R--Well, that's still one more than I could name, and you didn't even have weekly repetition on your side. Good Catholic! :-)

Aaron--Now I want to see what my very Catholic mother would say to a Yoda on the top of the tree. (Troubled, she would be, I'm sure.)

Noelle--I would like to say a small prayer of thanks that "She's a Maniac" wasn't in MY head all morning after reading that.

Lara--Thanks, my friend. You are super-cute yourself.

Jess--I know, right? And it was never McDonald's Filet-o-Fish. THAT I would have eaten! (Disgusting, I know.)

Liz--I could list several reasons the Catholic church is not for me, but this isn't that sort of blog.

NPW--That is awesome. I love that you were a tiny heretic in first grade.

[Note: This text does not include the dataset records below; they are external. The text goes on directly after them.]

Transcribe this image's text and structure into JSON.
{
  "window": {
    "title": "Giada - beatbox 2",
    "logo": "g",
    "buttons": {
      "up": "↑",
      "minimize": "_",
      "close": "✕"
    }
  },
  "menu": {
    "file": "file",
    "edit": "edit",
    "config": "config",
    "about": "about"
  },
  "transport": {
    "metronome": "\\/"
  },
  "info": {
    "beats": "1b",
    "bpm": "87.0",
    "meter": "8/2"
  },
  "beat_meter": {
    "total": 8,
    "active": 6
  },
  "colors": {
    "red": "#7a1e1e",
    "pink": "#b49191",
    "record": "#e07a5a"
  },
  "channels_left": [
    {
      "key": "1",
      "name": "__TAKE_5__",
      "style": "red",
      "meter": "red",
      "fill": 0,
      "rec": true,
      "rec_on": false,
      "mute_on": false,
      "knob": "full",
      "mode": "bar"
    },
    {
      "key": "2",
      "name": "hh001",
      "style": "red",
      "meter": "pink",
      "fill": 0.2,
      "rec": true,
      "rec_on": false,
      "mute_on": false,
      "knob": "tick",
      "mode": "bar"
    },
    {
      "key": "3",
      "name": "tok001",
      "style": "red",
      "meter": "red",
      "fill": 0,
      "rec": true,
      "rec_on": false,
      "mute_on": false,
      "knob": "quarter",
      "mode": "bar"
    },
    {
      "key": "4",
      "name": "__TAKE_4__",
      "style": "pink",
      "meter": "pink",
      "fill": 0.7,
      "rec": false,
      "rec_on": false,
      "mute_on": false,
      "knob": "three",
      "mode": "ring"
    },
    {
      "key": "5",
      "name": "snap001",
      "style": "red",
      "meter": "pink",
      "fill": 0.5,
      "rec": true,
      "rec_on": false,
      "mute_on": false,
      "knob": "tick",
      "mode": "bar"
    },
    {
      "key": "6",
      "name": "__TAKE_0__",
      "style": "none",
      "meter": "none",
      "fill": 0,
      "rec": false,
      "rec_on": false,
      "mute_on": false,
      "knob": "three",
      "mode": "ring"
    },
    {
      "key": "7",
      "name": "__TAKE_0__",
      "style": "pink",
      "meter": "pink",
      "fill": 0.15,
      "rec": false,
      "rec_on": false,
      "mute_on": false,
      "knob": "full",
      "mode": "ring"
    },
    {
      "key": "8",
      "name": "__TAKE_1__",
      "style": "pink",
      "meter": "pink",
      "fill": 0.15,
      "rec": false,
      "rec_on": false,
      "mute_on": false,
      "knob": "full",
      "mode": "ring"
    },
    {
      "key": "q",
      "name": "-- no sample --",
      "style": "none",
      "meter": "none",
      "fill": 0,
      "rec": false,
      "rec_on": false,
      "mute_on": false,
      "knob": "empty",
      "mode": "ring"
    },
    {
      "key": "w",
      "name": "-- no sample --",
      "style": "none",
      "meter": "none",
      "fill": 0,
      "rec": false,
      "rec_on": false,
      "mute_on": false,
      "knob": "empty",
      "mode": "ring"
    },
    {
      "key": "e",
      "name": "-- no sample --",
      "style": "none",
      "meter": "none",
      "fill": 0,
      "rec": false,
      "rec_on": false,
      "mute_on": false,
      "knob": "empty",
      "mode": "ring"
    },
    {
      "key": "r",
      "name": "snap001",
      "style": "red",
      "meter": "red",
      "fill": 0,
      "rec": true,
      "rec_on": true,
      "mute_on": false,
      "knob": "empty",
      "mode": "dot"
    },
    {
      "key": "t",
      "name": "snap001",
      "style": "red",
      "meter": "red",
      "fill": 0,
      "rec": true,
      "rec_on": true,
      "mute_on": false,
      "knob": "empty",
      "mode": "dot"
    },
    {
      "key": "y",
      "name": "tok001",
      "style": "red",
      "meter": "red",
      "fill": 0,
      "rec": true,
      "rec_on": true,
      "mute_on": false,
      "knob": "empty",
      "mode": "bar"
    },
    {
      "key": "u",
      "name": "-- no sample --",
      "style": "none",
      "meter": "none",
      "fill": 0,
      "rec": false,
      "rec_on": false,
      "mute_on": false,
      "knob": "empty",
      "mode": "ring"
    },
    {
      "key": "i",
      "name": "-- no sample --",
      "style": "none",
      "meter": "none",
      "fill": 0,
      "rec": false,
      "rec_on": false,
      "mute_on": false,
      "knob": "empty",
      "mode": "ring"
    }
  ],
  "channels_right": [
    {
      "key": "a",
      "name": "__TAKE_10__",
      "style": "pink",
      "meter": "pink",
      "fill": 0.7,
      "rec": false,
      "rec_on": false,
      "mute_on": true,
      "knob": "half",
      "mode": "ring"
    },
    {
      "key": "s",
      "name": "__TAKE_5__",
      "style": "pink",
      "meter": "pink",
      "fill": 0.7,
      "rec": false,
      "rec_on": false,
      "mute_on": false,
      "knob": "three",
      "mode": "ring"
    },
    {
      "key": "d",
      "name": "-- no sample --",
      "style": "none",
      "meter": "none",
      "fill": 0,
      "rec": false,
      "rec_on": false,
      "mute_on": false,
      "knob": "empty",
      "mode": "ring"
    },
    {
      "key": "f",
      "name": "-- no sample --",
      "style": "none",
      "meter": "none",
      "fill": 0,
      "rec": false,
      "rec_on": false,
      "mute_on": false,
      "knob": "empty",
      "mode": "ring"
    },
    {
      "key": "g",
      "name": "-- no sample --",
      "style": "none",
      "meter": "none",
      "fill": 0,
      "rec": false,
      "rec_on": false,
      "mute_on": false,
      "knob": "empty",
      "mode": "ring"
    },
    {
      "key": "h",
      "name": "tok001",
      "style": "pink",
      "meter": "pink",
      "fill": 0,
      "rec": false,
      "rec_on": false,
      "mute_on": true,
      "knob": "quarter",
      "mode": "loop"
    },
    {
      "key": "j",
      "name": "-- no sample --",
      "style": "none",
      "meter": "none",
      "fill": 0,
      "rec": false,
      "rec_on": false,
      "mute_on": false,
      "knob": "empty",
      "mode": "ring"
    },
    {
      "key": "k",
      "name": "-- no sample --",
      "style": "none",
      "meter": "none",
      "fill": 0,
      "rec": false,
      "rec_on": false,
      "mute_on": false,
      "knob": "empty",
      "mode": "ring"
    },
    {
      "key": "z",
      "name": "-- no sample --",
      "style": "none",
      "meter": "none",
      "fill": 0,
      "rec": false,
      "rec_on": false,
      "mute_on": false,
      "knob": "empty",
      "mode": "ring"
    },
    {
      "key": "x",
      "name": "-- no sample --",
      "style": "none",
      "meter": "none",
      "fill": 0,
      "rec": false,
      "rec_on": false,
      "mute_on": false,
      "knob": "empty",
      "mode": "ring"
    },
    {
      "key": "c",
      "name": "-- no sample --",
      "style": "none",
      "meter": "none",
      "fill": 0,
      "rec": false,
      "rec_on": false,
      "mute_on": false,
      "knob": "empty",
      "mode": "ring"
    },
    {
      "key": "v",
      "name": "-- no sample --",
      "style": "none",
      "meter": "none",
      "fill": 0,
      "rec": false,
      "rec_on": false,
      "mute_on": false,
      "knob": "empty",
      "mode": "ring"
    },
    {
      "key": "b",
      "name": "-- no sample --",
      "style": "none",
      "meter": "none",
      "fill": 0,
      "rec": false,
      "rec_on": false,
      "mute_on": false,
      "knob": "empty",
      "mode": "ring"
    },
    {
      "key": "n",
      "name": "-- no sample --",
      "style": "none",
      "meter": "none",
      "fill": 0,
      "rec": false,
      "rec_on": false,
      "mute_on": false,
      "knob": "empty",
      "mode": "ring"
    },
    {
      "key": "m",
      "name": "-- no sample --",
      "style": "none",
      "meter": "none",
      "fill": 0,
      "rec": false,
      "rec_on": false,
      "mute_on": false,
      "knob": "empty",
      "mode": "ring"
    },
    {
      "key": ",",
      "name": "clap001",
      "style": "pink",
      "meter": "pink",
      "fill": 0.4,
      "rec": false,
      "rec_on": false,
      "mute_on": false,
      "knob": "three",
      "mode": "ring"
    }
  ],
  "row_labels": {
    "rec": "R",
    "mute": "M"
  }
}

Srah--Good point. You should bring that up with the Vatican. ;-)

VermontStefanie--That is my favorite comment in weeks. I am mysterious and complicated. I love it. :-) (P.S. It was a small school. Oboe and cello weren't even an option.)

Metalia--Go for it, my dear!

Anonymous said...

i'm happy that i was raised as a catholic devotee, believing in one god.. i appreciate it very much..

Stefanie said...

Anonymous--If it works for you, that's cool by me. I definitely meant no offense, so I hope none was taken. I have my own issues with the Catholic Church, but I certainly don't begrudge anyone else finding meaning or community there.

srah said...

I wasn't raised Catholic so that probably has something to do with it. Seems like the Protestants ought to have gotten in on the SOTC action at some point, though.

I think Jerusalem doesn't fully label them in order to support the tour guide/guide book industry.